Inferring Interpretable Pattern-Based Classification Models from Data Using Frequent Pattern Discovery Algorithms and Maximum Entropy Probability Distributions

One of the central challenges in business and medical applications is the classification problem. Classification is the development of a mapping from a set of measurable characteristics, or attributes of an object to a class label for the object. Examples are using credit card histories to identify fraudulent use, or mapping the results of a patient’s medical tests to their diagnosis. The field of machine learning has developed tools to infer such classification mappings from a collection of objects, called the training data for which both the attributes and the class label are known.

In our research, we have developed a novel combination of machine learning and statistical techniques that generate classification mappings that are straightforward to interpret and capable of classification accuracies rivaling less interpretable methods, such as neural networks and support vector machines. The classification algorithm is a combination of frequent pattern discovery tools with maximum entropy probability models.
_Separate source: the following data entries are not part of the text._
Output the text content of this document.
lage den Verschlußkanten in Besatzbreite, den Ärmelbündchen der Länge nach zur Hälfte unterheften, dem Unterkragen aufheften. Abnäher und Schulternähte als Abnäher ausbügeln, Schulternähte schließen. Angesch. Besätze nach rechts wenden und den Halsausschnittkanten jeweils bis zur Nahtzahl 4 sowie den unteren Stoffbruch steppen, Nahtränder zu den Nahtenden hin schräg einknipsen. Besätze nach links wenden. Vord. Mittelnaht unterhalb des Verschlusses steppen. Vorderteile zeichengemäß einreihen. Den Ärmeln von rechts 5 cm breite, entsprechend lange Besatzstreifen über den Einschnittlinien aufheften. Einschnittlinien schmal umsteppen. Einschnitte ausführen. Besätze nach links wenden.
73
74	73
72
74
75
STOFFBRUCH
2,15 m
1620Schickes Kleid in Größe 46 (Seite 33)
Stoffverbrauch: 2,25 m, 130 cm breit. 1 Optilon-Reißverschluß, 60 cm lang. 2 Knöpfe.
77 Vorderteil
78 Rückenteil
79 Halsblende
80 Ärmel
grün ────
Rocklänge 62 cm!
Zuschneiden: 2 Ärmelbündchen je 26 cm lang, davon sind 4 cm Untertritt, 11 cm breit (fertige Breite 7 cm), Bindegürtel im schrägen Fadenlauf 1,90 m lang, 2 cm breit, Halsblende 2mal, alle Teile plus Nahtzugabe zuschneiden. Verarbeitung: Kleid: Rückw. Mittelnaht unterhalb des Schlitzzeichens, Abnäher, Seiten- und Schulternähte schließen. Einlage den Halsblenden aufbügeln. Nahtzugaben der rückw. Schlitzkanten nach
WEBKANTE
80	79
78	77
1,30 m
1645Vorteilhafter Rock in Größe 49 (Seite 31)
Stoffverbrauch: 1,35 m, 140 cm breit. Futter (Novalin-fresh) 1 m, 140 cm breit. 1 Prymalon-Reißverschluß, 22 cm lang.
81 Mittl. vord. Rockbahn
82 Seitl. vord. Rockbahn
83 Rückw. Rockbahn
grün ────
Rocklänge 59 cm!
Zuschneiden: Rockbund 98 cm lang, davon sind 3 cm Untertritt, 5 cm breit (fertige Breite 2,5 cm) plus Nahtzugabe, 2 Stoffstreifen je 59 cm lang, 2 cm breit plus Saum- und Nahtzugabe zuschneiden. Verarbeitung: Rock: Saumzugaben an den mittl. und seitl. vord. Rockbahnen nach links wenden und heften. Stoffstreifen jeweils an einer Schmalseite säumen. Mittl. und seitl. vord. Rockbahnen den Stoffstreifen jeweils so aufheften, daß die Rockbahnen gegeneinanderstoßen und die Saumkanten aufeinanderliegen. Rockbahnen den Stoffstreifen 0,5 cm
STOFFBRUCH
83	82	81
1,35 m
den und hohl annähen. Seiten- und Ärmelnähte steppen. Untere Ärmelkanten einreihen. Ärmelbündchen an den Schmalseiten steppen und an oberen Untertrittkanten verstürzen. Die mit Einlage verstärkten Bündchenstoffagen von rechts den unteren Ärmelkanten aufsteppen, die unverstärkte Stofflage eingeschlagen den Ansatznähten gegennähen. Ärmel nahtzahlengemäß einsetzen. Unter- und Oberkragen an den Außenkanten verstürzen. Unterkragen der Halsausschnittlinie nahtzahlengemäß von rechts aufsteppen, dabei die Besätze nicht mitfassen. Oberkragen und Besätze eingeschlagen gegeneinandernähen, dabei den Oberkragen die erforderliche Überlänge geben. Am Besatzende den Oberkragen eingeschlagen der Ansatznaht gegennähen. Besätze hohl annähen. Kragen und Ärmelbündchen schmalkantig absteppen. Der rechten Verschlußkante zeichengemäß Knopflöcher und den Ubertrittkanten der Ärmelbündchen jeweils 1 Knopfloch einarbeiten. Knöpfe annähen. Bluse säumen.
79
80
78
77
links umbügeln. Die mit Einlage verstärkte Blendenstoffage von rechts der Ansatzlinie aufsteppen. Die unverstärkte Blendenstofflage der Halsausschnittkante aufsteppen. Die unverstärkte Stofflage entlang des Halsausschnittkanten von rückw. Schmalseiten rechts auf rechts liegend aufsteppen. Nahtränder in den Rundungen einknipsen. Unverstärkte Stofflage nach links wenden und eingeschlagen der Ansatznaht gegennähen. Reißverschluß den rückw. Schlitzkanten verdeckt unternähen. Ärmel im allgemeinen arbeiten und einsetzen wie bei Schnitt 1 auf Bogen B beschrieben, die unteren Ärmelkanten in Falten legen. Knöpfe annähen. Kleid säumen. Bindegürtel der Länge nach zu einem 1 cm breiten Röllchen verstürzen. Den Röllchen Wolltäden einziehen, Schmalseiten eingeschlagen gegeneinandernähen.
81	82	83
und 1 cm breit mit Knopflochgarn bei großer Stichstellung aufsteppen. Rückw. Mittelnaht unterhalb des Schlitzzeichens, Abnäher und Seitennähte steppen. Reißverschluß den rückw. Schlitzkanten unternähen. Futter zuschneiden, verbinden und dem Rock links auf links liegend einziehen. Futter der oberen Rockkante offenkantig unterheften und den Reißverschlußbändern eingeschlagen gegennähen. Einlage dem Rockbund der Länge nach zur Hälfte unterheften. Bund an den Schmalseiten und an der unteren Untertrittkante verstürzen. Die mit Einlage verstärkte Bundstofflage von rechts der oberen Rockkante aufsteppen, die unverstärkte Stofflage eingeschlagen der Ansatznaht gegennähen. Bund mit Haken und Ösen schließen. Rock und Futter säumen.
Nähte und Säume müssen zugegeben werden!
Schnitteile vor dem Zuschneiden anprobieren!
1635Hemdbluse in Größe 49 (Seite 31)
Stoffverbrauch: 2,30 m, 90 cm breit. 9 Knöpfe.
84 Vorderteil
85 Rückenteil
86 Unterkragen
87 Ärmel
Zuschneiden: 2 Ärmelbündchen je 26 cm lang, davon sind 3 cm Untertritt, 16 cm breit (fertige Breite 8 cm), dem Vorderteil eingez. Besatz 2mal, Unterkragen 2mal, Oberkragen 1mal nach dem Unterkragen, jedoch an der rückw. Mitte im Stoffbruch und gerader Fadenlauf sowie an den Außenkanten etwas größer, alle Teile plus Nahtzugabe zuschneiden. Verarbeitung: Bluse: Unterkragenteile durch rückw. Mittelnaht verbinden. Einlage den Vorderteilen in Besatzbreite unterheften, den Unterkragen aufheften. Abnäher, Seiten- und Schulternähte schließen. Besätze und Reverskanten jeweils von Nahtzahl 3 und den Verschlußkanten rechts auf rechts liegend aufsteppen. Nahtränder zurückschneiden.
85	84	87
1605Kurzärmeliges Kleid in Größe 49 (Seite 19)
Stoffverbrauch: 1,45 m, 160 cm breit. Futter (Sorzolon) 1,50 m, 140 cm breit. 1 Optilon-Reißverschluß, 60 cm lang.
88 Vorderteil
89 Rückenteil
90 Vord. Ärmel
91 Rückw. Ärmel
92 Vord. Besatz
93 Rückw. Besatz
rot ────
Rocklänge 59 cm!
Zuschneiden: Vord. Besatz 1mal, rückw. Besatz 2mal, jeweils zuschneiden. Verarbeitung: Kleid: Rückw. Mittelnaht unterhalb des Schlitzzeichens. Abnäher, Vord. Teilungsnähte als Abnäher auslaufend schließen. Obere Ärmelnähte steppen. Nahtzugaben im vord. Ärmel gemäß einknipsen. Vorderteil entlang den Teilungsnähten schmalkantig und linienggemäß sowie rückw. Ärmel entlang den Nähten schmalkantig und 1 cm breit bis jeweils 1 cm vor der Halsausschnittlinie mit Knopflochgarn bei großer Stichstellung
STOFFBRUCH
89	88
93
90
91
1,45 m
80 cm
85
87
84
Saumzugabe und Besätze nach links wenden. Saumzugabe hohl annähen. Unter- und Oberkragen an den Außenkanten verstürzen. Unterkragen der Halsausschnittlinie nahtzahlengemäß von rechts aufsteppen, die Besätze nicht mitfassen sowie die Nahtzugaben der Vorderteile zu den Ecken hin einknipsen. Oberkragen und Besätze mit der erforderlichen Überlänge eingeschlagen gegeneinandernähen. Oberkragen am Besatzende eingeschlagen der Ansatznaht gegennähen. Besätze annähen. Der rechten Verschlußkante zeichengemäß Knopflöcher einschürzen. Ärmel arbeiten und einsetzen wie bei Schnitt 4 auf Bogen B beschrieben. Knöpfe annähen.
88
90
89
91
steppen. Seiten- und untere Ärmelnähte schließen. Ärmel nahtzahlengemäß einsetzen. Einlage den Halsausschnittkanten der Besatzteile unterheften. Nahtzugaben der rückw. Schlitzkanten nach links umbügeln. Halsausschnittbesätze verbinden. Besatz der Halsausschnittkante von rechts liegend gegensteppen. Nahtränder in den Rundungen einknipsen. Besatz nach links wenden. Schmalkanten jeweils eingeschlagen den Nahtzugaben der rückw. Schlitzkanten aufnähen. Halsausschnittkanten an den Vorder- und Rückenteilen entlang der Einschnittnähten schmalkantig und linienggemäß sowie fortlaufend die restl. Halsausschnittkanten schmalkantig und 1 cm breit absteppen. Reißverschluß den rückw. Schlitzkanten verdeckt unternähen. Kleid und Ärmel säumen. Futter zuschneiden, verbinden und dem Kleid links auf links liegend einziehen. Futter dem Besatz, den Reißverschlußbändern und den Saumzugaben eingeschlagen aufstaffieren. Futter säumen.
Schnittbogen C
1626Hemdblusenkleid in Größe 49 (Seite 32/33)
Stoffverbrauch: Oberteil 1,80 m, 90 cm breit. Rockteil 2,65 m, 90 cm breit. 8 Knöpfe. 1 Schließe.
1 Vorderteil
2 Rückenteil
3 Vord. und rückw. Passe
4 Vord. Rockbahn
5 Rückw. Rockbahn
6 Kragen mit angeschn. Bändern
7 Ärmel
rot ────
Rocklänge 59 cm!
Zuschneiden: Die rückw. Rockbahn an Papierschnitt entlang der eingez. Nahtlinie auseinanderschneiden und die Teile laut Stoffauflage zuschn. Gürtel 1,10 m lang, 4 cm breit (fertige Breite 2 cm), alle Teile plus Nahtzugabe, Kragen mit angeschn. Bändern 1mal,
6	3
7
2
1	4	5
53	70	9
Frequent pattern discovery tools allow the discovery and enumeration of frequent multi-variate patterns in data, while maximum entropy models are used to build Bayesian probability models from these multi-variate patterns. It is our thesis that this combination of approaches allows users to generate high accuracy classification mappings which are interpretable by the user. It is also our thesis that the inference of such mappings is practicable, requiring run times comparable to other machine learning methods.

In our experiments, we found that combining frequent patterns and maximum entropy models to generate classifier mappings produces accurate classifiers on a wide variety of classification problems. The relatively simple parameterized form of the classifier mappings allowed us to immediately interpret the impact and importance of each selected pattern on the class predictions. Finally, with careful implementation, the time required to infer these mappings is comparable with other classification algorithms.